The size of center source area is 7 δ × 2 δ × 3.5 δ , same as the flow field. The streamwise and spanwise directions of the sound source area extend 2.5 δ as the sound propagation area. The upper and lower boundaries are impervious boundary, and the other boundary is infinite element domain to simulate no-reflection boundary. A total of 10 hydrophones are set in the sound field to monitor the sound pressure, to analyze the influence of the superhydrophobic surface on the flow noise. The hydrophone settings are shown in Figure 7.

3. Discussion

3.1. Turbulent Structures Changes on Superhydrophobic Surfaces

The hydrophones are arranged in the centerline of flow region where flow is stable to precisely collect sound pressure. Otherwise, the data of hydrophones are averaged. On consideration of the sampling theorem, the CFL condition, and the ram of computer, we set the frequency range to 100–30 kHz and the resolution to 100 Hz. The grid size of sound domain is one-sixth wavelength.
First, we compared the pressure changes of the superhydrophobic surface with alternating boundary conditions, as shown in Figure 8 and Figure 9. We fixed the fraction of the free-slip boundary as GF is 0.5 and compared the pressure distribution when the strip numbers are 1, 2, 4 and 8. In general, the pressure fluctuation of the no-slip surface is significantly higher than the superhydrophobic surface with strips at different numbers. The Figure 9 shows that the root mean square error of pressure at different strip number and GF. Similar to the distribution of boundary conditions, the pressure also exhibits alternating properties. When the number of strips is 2, a large range of low-pressure fluctuation areas are concentrated on the free-slip surface and multiple continuous high-pressure areas and low-pressure areas exist at the free-slip strips. Consequently, the pressure RMSE at S t r i p n u m b e r = 2 has the largest value than others. As the number of strips increases, the frequent alternation of the free-slip and no-slip boundary results in an interactive influence. As a result, the fluctuating pressure is enhanced, and the range of continuous stable pressure areas decrease. When the number of strips is 8, the fluctuating pressure on superhydrophobic surface is close to the no-slip surface, and the noise reduction effect has been weakened.
The vorticity contours are shown in Figure 10, to further study the influence of flow regime changes on flow noise. According to vortex sound theory, the vortex is the voice of the fluid, we compared the vorticity of different strip numbers at G F = 0.5 . The vorticity contours of no-slip boundary channel is shown in Figure 10a. The vorticity is large at the overall flow field, especially at the near-wall region. However, the vorticity at free-slip boundary is 0, and the channel with free-slip boundary has a lower vorticity level. When the strip number is small, the vorticity distribution is more centralized. A clear boundary between the zero vorticity and the large vorticity is observed. The free-slip boundary and no-slip boundary have less mutual influence.
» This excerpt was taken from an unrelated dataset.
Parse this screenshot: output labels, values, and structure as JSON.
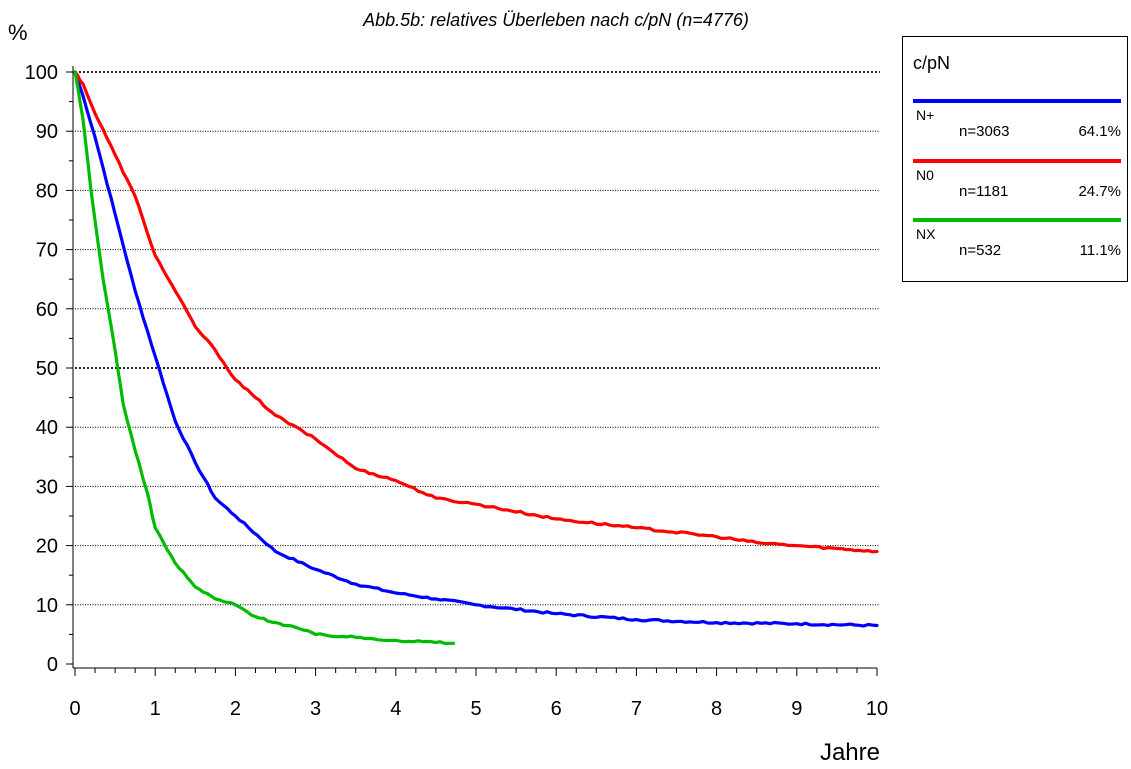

The flow noise should have a lower level because of the large-scale lower vorticity distribution. However, when the strip number becomes large, the space between the free-slip and no-slip boundary becomes narrow. The interactive influence of free-slip and no-slip is obvious, and the lower vorticity part nearly disappears. Consequently, the flow noise level can be higher when the strip number is large.
Note that the streamlines of velocity on Y Z = 3.5 δ cutplane are shown in Figure 11, we can draw the same conclusion. The channel with no-slip bottom boundary generates more lateral vortices. At the center of the flow field, the larger vortices can be found, which will generate higher low-frequency noise. Otherwise, small vortices are generated near the wall and increases the high-frequency components. As a result, the no-slip channel has a higher overall noise level. However, the number of lateral large vortices on the superhydrophobic surfaces with S t r i p n u m b e r = 2 is significantly reduced, while the number of small vortices near the wall does not increase significantly. Therefore, the flow noise level must be lower. As the number of strips increases, more vortices will be generated with a size close to the strip width on the bottom and significantly affect the flow noise at some certain frequencies.
In consideration of the interactive influence of alternating boundary, we studied the vorticity of S t r i p n u m b e r = 8 at different GF. As the Figure 12 shown, the interactive influences of free-slip and no-slip boundary decrease when GF increases.
For the turbulent structure changes on superhydrophobic surfaces, we have concluded that the boundary with strips of small number, such as n = 1 , can develop a relatively stable flow. For the surface with strips of large number, such as n = 8 , the alternation of free-slip and no-slip boundary strongly influences the near-wall properties. The continuous shear stress changes on the alternating boundary causes the velocity difference of adjacent fluids to generate more transverse vortices and influences the noise reduction effect. Therefore, the vorticity level near the surfaces of S t r i p n u m b e r = 8 is higher compared with S t r i p n u m b e r = 1 . However, the vorticity in the stable area at the center of the flow field is still reduced compared with the no-slip channel. As a result, the noise reduction effect is weakened when the number of strips increases in a spanwise period.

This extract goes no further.